Question

Keeping the banking angle same to increase the maximum speed with which a vehicle can travel a curved road by 10%, the radius of curvature of road has to be changed from 20m to-
A. $16m$
B. $18m$
C. $24.25m$
D. $30.5m$

Answer 1

Hint:Here, we take that the centripetal force which is acting on the vehicle is equal to the net force acting on it, and keeping the baking angle same, we obtain an equation between the velocity of the vehicle and the radius of curvature. Thus, using the equation, we put in the values of the velocities and find the radius.

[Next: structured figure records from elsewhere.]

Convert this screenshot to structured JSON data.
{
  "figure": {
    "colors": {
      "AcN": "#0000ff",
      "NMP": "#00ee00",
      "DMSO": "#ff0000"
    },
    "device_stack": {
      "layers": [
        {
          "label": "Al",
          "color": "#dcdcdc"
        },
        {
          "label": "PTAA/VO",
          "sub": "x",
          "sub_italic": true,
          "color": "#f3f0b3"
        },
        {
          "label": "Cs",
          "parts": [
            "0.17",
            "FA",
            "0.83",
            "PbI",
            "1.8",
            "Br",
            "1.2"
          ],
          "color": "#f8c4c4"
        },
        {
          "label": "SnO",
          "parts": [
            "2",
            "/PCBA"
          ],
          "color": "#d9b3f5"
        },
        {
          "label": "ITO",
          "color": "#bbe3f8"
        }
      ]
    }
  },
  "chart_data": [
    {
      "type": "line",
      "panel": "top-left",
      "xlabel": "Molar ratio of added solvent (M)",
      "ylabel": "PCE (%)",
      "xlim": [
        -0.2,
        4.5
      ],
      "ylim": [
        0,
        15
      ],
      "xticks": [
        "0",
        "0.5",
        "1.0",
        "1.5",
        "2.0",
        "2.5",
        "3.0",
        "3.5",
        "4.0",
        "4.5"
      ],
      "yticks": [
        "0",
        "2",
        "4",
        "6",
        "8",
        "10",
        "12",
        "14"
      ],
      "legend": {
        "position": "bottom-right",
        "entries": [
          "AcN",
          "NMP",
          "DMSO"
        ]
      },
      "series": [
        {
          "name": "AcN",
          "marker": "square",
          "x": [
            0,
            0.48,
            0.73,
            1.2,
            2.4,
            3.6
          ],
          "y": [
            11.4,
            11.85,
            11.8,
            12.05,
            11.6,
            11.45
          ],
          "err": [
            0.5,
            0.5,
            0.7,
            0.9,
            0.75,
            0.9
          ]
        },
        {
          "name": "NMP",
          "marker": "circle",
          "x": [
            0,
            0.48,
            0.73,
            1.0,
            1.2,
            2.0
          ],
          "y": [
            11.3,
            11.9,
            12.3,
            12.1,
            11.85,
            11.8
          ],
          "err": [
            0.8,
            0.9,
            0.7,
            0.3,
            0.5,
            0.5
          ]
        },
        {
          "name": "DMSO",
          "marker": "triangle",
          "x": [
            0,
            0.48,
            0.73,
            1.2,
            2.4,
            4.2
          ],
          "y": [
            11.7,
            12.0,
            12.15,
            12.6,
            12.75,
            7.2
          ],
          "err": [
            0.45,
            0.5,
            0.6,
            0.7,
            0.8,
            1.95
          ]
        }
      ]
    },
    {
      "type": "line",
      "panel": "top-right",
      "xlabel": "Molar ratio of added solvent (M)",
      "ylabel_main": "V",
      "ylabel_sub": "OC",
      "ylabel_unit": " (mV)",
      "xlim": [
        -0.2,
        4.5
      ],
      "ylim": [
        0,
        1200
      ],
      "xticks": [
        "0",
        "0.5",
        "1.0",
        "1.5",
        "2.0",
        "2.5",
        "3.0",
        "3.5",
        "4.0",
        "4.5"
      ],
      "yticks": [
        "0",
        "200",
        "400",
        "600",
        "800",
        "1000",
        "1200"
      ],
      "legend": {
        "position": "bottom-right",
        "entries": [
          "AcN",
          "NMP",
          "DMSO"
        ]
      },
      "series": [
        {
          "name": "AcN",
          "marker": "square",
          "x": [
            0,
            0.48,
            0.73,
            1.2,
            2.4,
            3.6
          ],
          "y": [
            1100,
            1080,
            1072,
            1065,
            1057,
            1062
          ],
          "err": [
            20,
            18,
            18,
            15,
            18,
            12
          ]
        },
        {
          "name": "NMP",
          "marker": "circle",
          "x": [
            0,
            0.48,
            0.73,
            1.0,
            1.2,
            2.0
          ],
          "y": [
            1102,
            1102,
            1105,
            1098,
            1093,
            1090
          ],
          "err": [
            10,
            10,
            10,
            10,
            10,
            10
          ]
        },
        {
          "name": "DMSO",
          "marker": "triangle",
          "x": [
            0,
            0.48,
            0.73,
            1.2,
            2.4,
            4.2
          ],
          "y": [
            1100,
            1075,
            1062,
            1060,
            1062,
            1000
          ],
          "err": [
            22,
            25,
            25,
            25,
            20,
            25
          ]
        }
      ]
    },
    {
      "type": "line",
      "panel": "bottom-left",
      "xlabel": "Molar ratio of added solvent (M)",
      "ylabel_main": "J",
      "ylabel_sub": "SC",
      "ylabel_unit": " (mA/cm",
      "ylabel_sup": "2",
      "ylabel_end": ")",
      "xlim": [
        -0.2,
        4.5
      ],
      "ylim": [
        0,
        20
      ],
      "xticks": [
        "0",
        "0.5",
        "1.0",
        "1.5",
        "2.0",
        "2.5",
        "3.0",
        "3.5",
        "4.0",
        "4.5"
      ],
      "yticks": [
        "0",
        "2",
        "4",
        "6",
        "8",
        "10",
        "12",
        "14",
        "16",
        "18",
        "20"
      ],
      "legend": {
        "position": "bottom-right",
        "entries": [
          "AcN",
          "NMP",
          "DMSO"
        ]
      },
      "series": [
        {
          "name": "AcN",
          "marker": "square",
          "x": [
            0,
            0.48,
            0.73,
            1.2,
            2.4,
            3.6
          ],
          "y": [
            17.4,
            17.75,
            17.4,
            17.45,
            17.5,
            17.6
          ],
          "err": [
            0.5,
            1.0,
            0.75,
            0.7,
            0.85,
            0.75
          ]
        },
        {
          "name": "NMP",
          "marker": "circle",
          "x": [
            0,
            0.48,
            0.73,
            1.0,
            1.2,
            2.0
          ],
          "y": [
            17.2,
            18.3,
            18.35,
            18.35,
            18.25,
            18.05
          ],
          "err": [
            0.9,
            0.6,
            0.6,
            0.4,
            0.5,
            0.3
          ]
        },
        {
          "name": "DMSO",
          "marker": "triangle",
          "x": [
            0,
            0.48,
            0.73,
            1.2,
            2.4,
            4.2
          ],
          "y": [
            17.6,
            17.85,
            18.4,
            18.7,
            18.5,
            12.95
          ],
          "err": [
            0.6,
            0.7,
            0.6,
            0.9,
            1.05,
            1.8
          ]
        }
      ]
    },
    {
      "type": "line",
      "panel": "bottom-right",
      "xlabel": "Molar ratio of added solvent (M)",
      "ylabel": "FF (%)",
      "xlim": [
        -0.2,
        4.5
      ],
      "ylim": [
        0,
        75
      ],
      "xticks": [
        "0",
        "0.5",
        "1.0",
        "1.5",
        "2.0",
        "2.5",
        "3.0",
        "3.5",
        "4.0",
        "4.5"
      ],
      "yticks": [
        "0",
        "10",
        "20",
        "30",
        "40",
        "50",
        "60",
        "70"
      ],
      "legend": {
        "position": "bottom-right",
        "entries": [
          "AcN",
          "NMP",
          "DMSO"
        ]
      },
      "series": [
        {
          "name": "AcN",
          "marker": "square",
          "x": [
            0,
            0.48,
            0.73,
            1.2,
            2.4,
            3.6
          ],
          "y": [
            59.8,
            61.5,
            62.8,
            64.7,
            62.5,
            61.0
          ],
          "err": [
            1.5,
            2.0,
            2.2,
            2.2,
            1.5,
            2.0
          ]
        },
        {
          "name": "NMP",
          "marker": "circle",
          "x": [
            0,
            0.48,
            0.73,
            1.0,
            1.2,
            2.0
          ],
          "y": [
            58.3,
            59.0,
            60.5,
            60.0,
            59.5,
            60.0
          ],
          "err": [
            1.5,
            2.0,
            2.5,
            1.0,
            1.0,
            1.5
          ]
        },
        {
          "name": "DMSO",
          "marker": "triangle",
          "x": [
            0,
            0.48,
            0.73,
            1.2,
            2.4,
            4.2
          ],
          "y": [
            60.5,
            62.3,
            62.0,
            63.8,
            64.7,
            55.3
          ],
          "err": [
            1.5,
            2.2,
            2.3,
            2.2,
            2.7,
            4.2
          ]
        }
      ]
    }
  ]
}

Complete step by step answer:
As we know that for a curved road, the centripetal force on the object is equal to the net force applied on the vehicle. Thus, we have:
\[{F_{(net)}} = {F_{(cen)}}\]
Now, the net force depends upon the mass, acceleration due to gravity and the tangent of the angle produced.
\[mg\tan \theta = m\dfrac{{{v^2}}}{r}\]
Here, m is the mass of the vehicle, g is the acceleration due to gravity, v is the velocity of the vehicle and r is the radius of the orbit/ circle in which the vehicle is moving.\[\theta \] is the banking angle. Thus;
\[\tan \theta = \dfrac{{{v^2}}}{{rg}}\]
Now, the banking angle is kept the same, but we want to increase the velocity by 10%. Thus, if ${v_2}$ is the new velocity and ${v_1}$ is the old velocity, then${v_2}$=1.1 $\times {v_1}$. Also, if ${r_2}$ is the new radius of curvature and ${r_1}$ is the old radius of curvature, then we have;
\[
\dfrac{{{v}_{1}}^{2}}{{{r}_{1}}}=\dfrac{{{v}_{2}}^{2}}{{{r}_{2}}} \\
\Rightarrow {{r}_{2}}=\dfrac{{{r}_{1}}\centerdot {{v}_{2}}^{2}}{{{v}_{1}}^{2}}=20\centerdot {{(1.1)}^{2}} \\
\therefore {{r}_{2}}=24.25m
\].

Hence, option C is the correct answer.

Note: Here, we ignore the resistance which is due to the friction on the curved road. Here, the car performs uniform circular motion and hence these equations are satisfied.Also, in uniform circular motion, as the motion is uniform, we assume that the speed of the object is constant and thus the radius also does not increase.